Adrian Barker, senior director business development, Vertiv

“In today's performance-driven society, employee productivity is the key to success for many businesses. It is no longer enough to simply provide workers with the basic tools to do their jobs. From the chairs they sit on, to the facilities and office buildings they work in, it is becoming increasingly important to consider the working environment. One element of smart building technology that can greatly benefit workspaces is lighting and blind control.

“The importance of natural light cannot be underestimated. However, not every office is situated on the top floor of a tall building with unobstructed views of the horizon. This is where smart building technology comes in. One way to mimic the outdoor experience is to mirror the colour of the light outside and the changes throughout the day.

Lighting control technologies can now automate changes to ‘colour temperature’ inside the building with no additional effort from facilities managers. This means cooler, bright light in the mornings for an energetic start to the day, and softer, yellow light in the afternoon to help staff wind down and prepare for a restful evening.

“On the other hand, too much natural light can also cause problems. Smart blinds, designed for both glare control and solar heat rejection, can reduce glare and increase employee productivity.”

Dave Ribbons, senior director of sales Europe & Africa, Lutron Electronics

There are two main factors that need to be considered in the workspace; occupancy comfort and energy efficiency. As smart building technology is introduced, we will no longer need look at these as competing factors but ones that can be achieved in combination.

By utilising smart sensor technology, building owners and facilities managers can monitor the operation of their building in more detail than ever before. Sensors can measure, analyse and evaluate all sorts of building performance data and make this information available to the control system. By pulling together this information and using it to determine the actions of connected devices, we can create a smarter system able to adapt to the conditions of a building. With occupancy sensors installed throughout a building we are in a great position to understand about the presence, movement and patterns of occupants.

There is also the opportunity to get a complete picture of occupancy within the building and better plan and manage the space. There is the opportunity to analyse desks, departments, floors, and buildings over a set period of time to compare performance. Using the data can also ensure meeting rooms are used efficiently.

The data the sensors collect can then be turned into meaningful information to empower owners and facilities managers to adapt the operation of their building to maximise energy efficiency.

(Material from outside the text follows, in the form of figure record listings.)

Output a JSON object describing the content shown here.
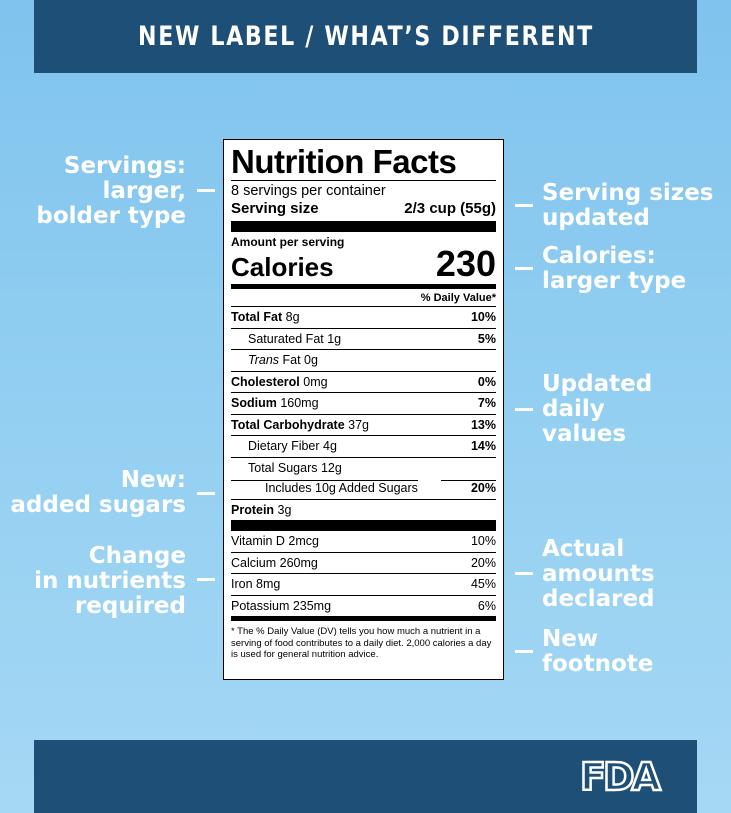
{
  "header": {
    "title": "NEW LABEL / WHAT’S DIFFERENT"
  },
  "callouts": {
    "servings": [
      "Servings:",
      "larger,",
      "bolder type"
    ],
    "serving_sizes": [
      "Serving sizes",
      "updated"
    ],
    "calories": [
      "Calories:",
      "larger type"
    ],
    "daily_values": [
      "Updated",
      "daily",
      "values"
    ],
    "added_sugars": [
      "New:",
      "added sugars"
    ],
    "nutrients_change": [
      "Change",
      "in nutrients",
      "required"
    ],
    "actual_amounts": [
      "Actual",
      "amounts",
      "declared"
    ],
    "footnote": [
      "New",
      "footnote"
    ]
  },
  "label": {
    "title": "Nutrition Facts",
    "servings": "8 servings per container",
    "serving_size_label": "Serving size",
    "serving_size_value": "2/3 cup (55g)",
    "amount_per_serving": "Amount per serving",
    "calories_label": "Calories",
    "calories_value": "230",
    "dv_header": "% Daily Value*",
    "nutrients": [
      {
        "bold_name": "Total Fat",
        "amount": "8g",
        "pct": "10%"
      },
      {
        "name": "Saturated Fat 1g",
        "pct": "5%"
      },
      {
        "italic": "Trans",
        "name": "Fat 0g",
        "pct": ""
      },
      {
        "bold_name": "Cholesterol",
        "amount": "0mg",
        "pct": "0%"
      },
      {
        "bold_name": "Sodium",
        "amount": "160mg",
        "pct": "7%"
      },
      {
        "bold_name": "Total Carbohydrate",
        "amount": "37g",
        "pct": "13%"
      },
      {
        "name": "Dietary Fiber 4g",
        "pct": "14%"
      },
      {
        "name": "Total Sugars 12g",
        "pct": ""
      },
      {
        "name": "Includes 10g Added Sugars",
        "pct": "20%"
      },
      {
        "bold_name": "Protein",
        "amount": "3g",
        "pct": ""
      }
    ],
    "vitamins": [
      {
        "name": "Vitamin D 2mcg",
        "pct": "10%"
      },
      {
        "name": "Calcium 260mg",
        "pct": "20%"
      },
      {
        "name": "Iron 8mg",
        "pct": "45%"
      },
      {
        "name": "Potassium 235mg",
        "pct": "6%"
      }
    ],
    "footnote": "* The % Daily Value (DV) tells you how much a nutrient in a serving of food contributes to a daily diet. 2,000 calories a day is used for general nutrition advice."
  },
  "footer": {
    "logo_text": "FDA"
  },
  "colors": {
    "banner": "#1e4f77",
    "background": "#93cff1",
    "text": "#ffffff"
  }
}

With phase two of the Energy Saving Opportunity Scheme (ESOS) currently underway and a deadline of 5th December 2019, there is a requirement for businesses to make energy efficiency savings and armed with more data building owners and operators can make decisions that truly make a difference.

Stacey Lucas, commercial & marketing director, Sontay

Intelligent buildings are designed to measure their performance in terms of energy efficiency, building optimization, occupant comfort and overall productivity.

This way when implementing a single technology or strategy, such as dynamic lighting controls, you'll be able to verify that it positively affects the bottom line through energy savings and increased efficiency, and ideally offers measurable benefits in terms of employee health, productivity, and even overall happiness.

Long term, the goal should be to move from automation to autonomy (i.e. from driving the building to being driven by it) - so our workplaces do their jobs with as little input as possible, so we in turn can work more efficiently and effectively.